By Dennis E. Taylor
Bob Johansson made quite a lot of money in the tech industry and he used part of that money to pay for a place in a cryonics business where his frozen head would be stored upon his death. Which is exactly what happened when Bob died unexpectedly soon after.
But things went downhill in the world after Bob's head was frozen. The religious fanatics took over the USA and threw out the Constitution and set up a theocracy.
Bob woke up from his frozen sleep but instead of being a living person, he is a program on a computer. So not really alive but circumstances force him to confront his new existence. Circumstances also force him to go along with the religious nuts who now own him as he either has to do as told or be deleted.
His task, as he soon figures out, is to be the guiding artificial intelligence for a deep space probe to be shortly launched with the goal of finding livable planets as the political situation on Earth seems to be headed to global nuclear war. Bob goes along with the his new masters because being a program is better than not being at all.
Bob is, apparently, a lot smarter than the people who own him. He soon detects various traps and subroutines that are meant to come into play to control him and force him to do as ordered. He is way ahead of the game when launch day arrives and once off into space deletes all the traps and tricks set up to control him.

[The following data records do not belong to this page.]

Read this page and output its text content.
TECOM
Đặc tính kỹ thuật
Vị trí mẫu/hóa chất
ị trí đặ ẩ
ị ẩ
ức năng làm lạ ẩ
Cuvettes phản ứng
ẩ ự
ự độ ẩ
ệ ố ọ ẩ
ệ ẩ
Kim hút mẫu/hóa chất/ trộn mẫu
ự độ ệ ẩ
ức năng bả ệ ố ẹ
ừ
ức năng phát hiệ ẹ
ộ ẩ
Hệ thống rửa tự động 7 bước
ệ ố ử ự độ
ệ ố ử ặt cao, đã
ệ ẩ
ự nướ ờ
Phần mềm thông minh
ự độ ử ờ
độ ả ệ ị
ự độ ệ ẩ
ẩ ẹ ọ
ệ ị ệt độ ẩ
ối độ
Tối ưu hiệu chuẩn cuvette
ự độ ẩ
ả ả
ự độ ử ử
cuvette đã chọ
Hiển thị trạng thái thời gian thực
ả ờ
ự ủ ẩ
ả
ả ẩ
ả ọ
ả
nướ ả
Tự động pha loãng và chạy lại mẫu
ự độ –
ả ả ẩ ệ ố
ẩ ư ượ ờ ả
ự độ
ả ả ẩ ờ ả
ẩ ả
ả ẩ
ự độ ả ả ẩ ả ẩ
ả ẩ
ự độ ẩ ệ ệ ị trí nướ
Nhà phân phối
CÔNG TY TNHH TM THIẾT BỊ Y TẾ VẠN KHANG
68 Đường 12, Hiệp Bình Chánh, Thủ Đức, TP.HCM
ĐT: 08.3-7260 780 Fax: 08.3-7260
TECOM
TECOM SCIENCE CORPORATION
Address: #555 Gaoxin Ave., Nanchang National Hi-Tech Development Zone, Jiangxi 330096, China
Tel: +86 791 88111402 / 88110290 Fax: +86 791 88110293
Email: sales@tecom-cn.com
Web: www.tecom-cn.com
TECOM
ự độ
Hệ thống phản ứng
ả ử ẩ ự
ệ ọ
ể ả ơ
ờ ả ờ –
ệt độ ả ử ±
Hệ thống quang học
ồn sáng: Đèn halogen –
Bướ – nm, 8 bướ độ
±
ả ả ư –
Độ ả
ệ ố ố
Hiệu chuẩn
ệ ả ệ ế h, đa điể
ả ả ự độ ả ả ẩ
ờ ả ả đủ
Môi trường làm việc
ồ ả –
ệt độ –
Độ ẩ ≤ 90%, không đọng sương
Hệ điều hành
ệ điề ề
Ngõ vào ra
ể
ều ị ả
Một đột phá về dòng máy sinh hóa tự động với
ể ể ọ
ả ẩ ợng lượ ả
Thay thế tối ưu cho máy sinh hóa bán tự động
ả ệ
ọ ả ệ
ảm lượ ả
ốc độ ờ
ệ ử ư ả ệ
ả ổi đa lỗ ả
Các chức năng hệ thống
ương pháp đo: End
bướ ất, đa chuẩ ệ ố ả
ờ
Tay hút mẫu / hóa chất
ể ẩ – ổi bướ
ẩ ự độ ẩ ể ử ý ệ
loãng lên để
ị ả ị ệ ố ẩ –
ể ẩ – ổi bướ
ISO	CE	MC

Bob is not the only AI powered vessel from Earth that is tasked with looking for refuge planets for the human race. He has to deal with a fanatical Brazilian military AI that is of the Do or Die variety and is completely unwilling to compromise or listen to reason. So Bob's mission of exploration has to be constantly on guard for the Brazilian fanatic and his clones.
Nevertheless, Bob and the clones he creates do find a few viable planets and a clone is sent back to Earth with the good news. But when it gets there it finds a world so decimated by nuclear war that it is becoming unlivable for humankind. So what remains of the human race is desperate for rescue from the trap of their own making. Which the Bob clone valiantly tries to do even though no one left on Earth really deserves rescue.
Anyways, that the is first book in the Bobiverse series, of which there are five so far. I enjoyed Bob's machinations to free himself from the control of the religious creeps who think they are his bosses. But after that, the story got rather boring with too much space battle stuff and tech talk about spaceships and other techy things. I won't be reading any more books in the series.